I'd love to get my hands on one for testing.
Any pictures of the shifter?
The shifter would most likely be a grip shifter of sorts.
Awesome idea! I didn't think it would work until I saw that there was a horizontal axle going through each ball. I can see grip shift working better than any other method, but I hate the way it feels.
I think it's funny that this is called the 'NuVinci', and another cvt hub posted earlier was called the nupace of something.......
being an indexless system i could see a bunch of different solutions, even electronic shifting (see how they shifted by rotating that handle? replace with a small DC servo).
I could see electronic shifting being pretty cool...two thumb buttons, one to move your ratio up, and one to move down.

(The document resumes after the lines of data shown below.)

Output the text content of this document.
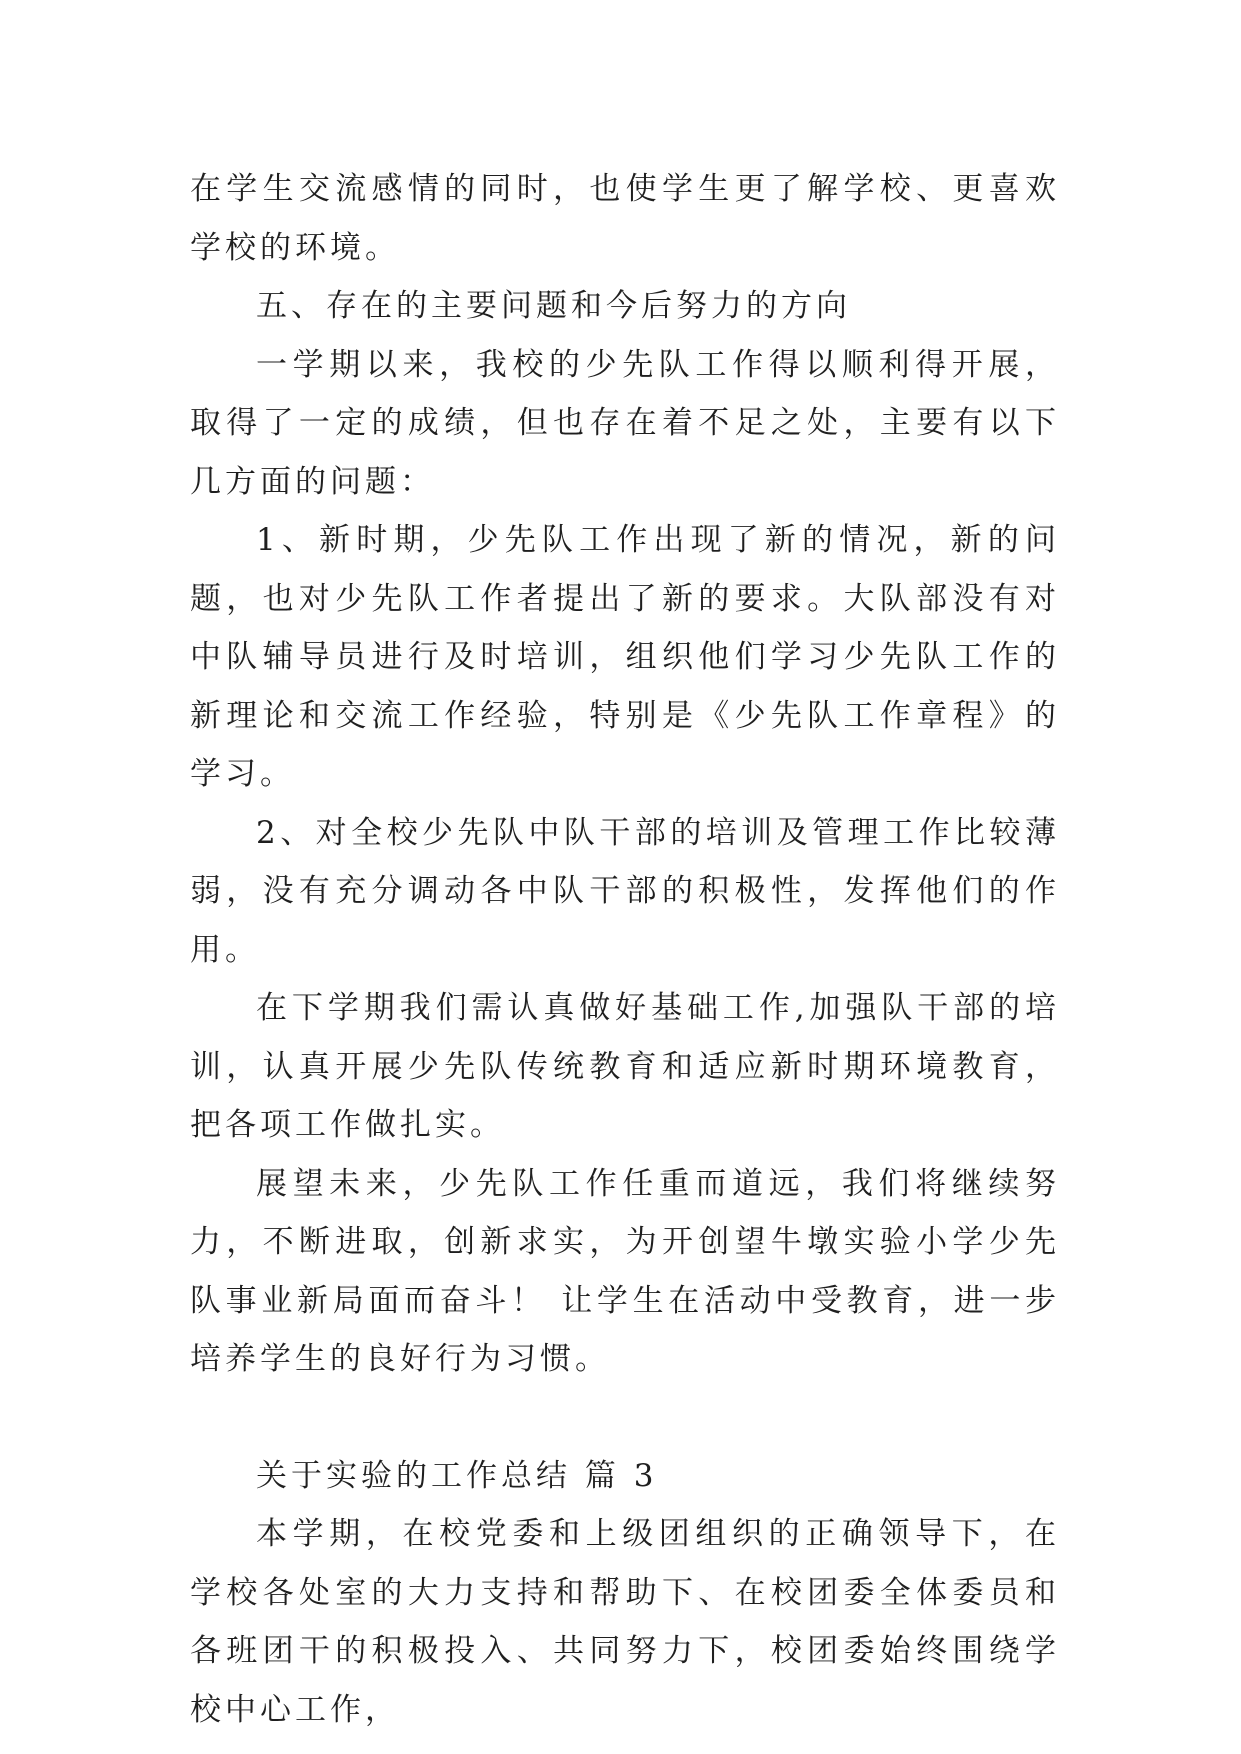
在学生交流感情的同时，也使学生更了解学校、更喜欢学校的环境。

五、存在的主要问题和今后努力的方向

一学期以来，我校的少先队工作得以顺利得开展，取得了一定的成绩，但也存在着不足之处，主要有以下几方面的问题：

1、新时期，少先队工作出现了新的情况，新的问题，也对少先队工作者提出了新的要求。大队部没有对中队辅导员进行及时培训，组织他们学习少先队工作的新理论和交流工作经验，特别是《少先队工作章程》的学习。

2、对全校少先队中队干部的培训及管理工作比较薄弱，没有充分调动各中队干部的积极性，发挥他们的作用。

在下学期我们需认真做好基础工作,加强队干部的培训，认真开展少先队传统教育和适应新时期环境教育，把各项工作做扎实。

展望未来，少先队工作任重而道远，我们将继续努力，不断进取，创新求实，为开创望牛墩实验小学少先队事业新局面而奋斗！ 让学生在活动中受教育，进一步培养学生的良好行为习惯。

关于实验的工作总结 篇 3

本学期，在校党委和上级团组织的正确领导下，在学校各处室的大力支持和帮助下、在校团委全体委员和各班团干的积极投入、共同努力下，校团委始终围绕学校中心工作，
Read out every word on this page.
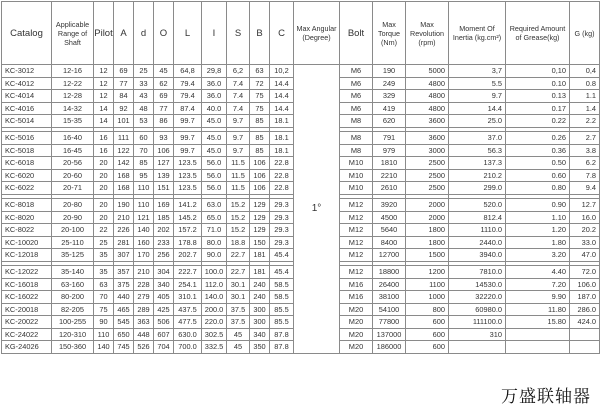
Catalog	Applicable Range of Shaft	Pilot	A	d	O	L	I	S	B	C	Max Angular (Degree)	Bolt	Max Torque (Nm)	Max Revolution (rpm)	Moment Of Inertia (kg.cm²)	Required Amount of Grease(kg)	G (kg)
KC-3012	12-16	12	69	25	45	64,8	29,8	6,2	63	10,2	1°	M6	190	5000	3,7	0,10	0,4
KC-4012	12-22	12	77	33	62	79.4	36.0	7.4	72	14.4		M6	249	4800	5.5	0.10	0.8
KC-4014	12-28	12	84	43	69	79.4	36.0	7.4	75	14.4		M6	329	4800	9.7	0.13	1.1
KC-4016	14-32	14	92	48	77	87.4	40.0	7.4	75	14.4		M6	419	4800	14.4	0.17	1.4
KC-5014	15-35	14	101	53	86	99.7	45.0	9.7	85	18.1		M8	620	3600	25.0	0.22	2.2

KC-5016	16-40	16	111	60	93	99.7	45.0	9.7	85	18.1		M8	791	3600	37.0	0.26	2.7
KC-5018	16-45	16	122	70	106	99.7	45.0	9.7	85	18.1		M8	979	3000	56.3	0.36	3.8
KC-6018	20-56	20	142	85	127	123.5	56.0	11.5	106	22.8		M10	1810	2500	137.3	0.50	6.2
KC-6020	20-60	20	168	95	139	123.5	56.0	11.5	106	22.8		M10	2210	2500	210.2	0.60	7.8
KC-6022	20-71	20	168	110	151	123.5	56.0	11.5	106	22.8		M10	2610	2500	299.0	0.80	9.4

KC-8018	20-80	20	190	110	169	141.2	63.0	15.2	129	29.3		M12	3920	2000	520.0	0.90	12.7
KC-8020	20-90	20	210	121	185	145.2	65.0	15.2	129	29.3		M12	4500	2000	812.4	1.10	16.0
KC-8022	20-100	22	226	140	202	157.2	71.0	15.2	129	29.3		M12	5640	1800	1110.0	1.20	20.2
KC-10020	25-110	25	281	160	233	178.8	80.0	18.8	150	29.3		M12	8400	1800	2440.0	1.80	33.0
KC-12018	35-125	35	307	170	256	202.7	90.0	22.7	181	45.4		M12	12700	1500	3940.0	3.20	47.0

KC-12022	35-140	35	357	210	304	222.7	100.0	22.7	181	45.4		M12	18800	1200	7810.0	4.40	72.0
KC-16018	63-160	63	375	228	340	254.1	112.0	30.1	240	58.5		M16	26400	1100	14530.0	7.20	106.0
KC-16022	80-200	70	440	279	405	310.1	140.0	30.1	240	58.5		M16	38100	1000	32220.0	9.90	187.0
KC-20018	82-205	75	465	289	425	437.5	200.0	37.5	300	85.5		M20	54100	800	60980.0	11.80	286.0
KC-20022	100-255	90	545	363	506	477.5	220.0	37.5	300	85.5		M20	77800	600	111100.0	15.80	424.0
KC-24022	120-310	110	650	448	607	630.0	302.5	45	340	87.8		M20	137000	600	310		
KG-24026	150-360	140	745	526	704	700.0	332.5	45	350	87.8		M20	186000	600			
万盛联轴器
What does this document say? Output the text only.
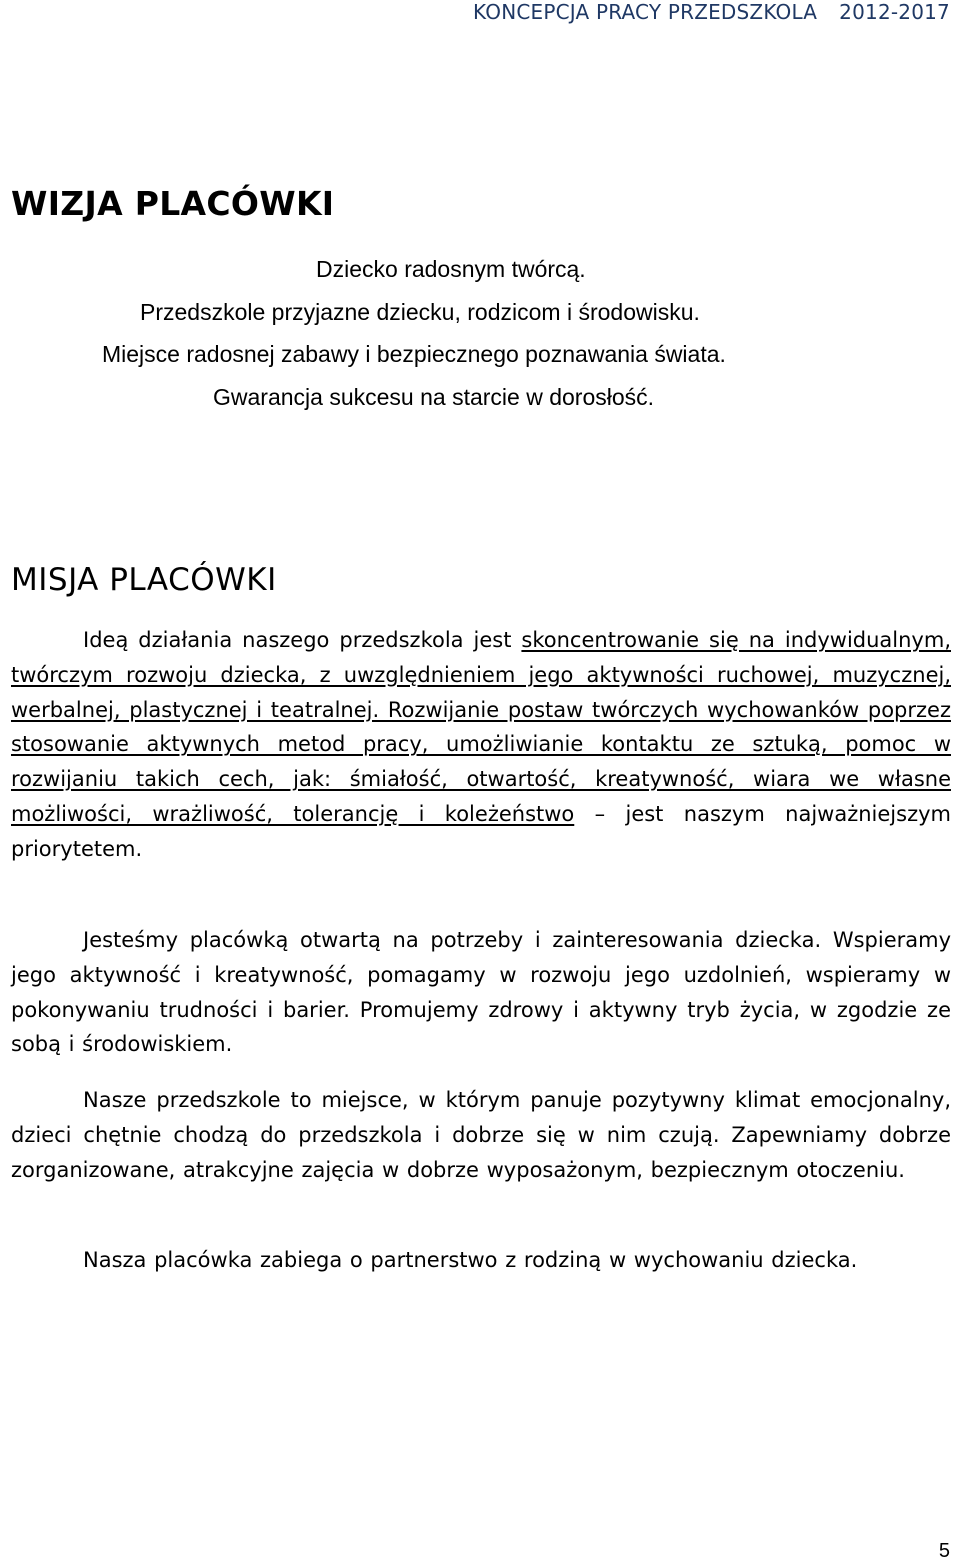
KONCEPCJA PRACY PRZEDSZKOLA 2012-2017
WIZJA PLACÓWKI
Dziecko radosnym twórcą.
Przedszkole przyjazne dziecku, rodzicom i środowisku.
Miejsce radosnej zabawy i bezpiecznego poznawania świata.
Gwarancja sukcesu na starcie w dorosłość.
MISJA PLACÓWKI

Ideą działania naszego przedszkola jest skoncentrowanie się na indywidualnym, twórczym rozwoju dziecka, z uwzględnieniem jego aktywności ruchowej, muzycznej, werbalnej, plastycznej i teatralnej. Rozwijanie postaw twórczych wychowanków poprzez stosowanie aktywnych metod pracy, umożliwianie kontaktu ze sztuką, pomoc w rozwijaniu takich cech, jak: śmiałość, otwartość, kreatywność, wiara we własne możliwości, wrażliwość, tolerancję i koleżeństwo – jest naszym najważniejszym priorytetem.

Jesteśmy placówką otwartą na potrzeby i zainteresowania dziecka. Wspieramy jego aktywność i kreatywność, pomagamy w rozwoju jego uzdolnień, wspieramy w pokonywaniu trudności i barier. Promujemy zdrowy i aktywny tryb życia, w zgodzie ze sobą i środowiskiem.

Nasze przedszkole to miejsce, w którym panuje pozytywny klimat emocjonalny, dzieci chętnie chodzą do przedszkola i dobrze się w nim czują. Zapewniamy dobrze zorganizowane, atrakcyjne zajęcia w dobrze wyposażonym, bezpiecznym otoczeniu.

Nasza placówka zabiega o partnerstwo z rodziną w wychowaniu dziecka.

5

Or, just an old-school non-indexed friction shifter.
I'd stay away from gripshift style if I was designing it myself, as they are indexed and have a pretty heavy activation pressure to move them, as you don't want to jostle your ratio while riding something bumpy. I'd want to keep a light, non-indexed action on the shifter, so it would be easy to find your ideal ratio.
Toroidal CVTs are nothing new, first patented in 1886, they are widely used in heavy industries. Typically the units are very heavy due to the massive forces involved, and have decent efficicency (80-92%). It will be interesting to see if this technology can successfully be used for bicycles. I am watching. It's a considerable engineering challenge to get the efficiency up to match a chain system. Should be fun to watch!
Zedro, yes, I am still working and filing for patents, but I am taking it one step at a time. No need to rush it. If what I am working on does in fact work, it will be very good I think. If not, no harm done, it has been fun so far!
ZEDRO! The mindless herds of Newbs on MTBR need you!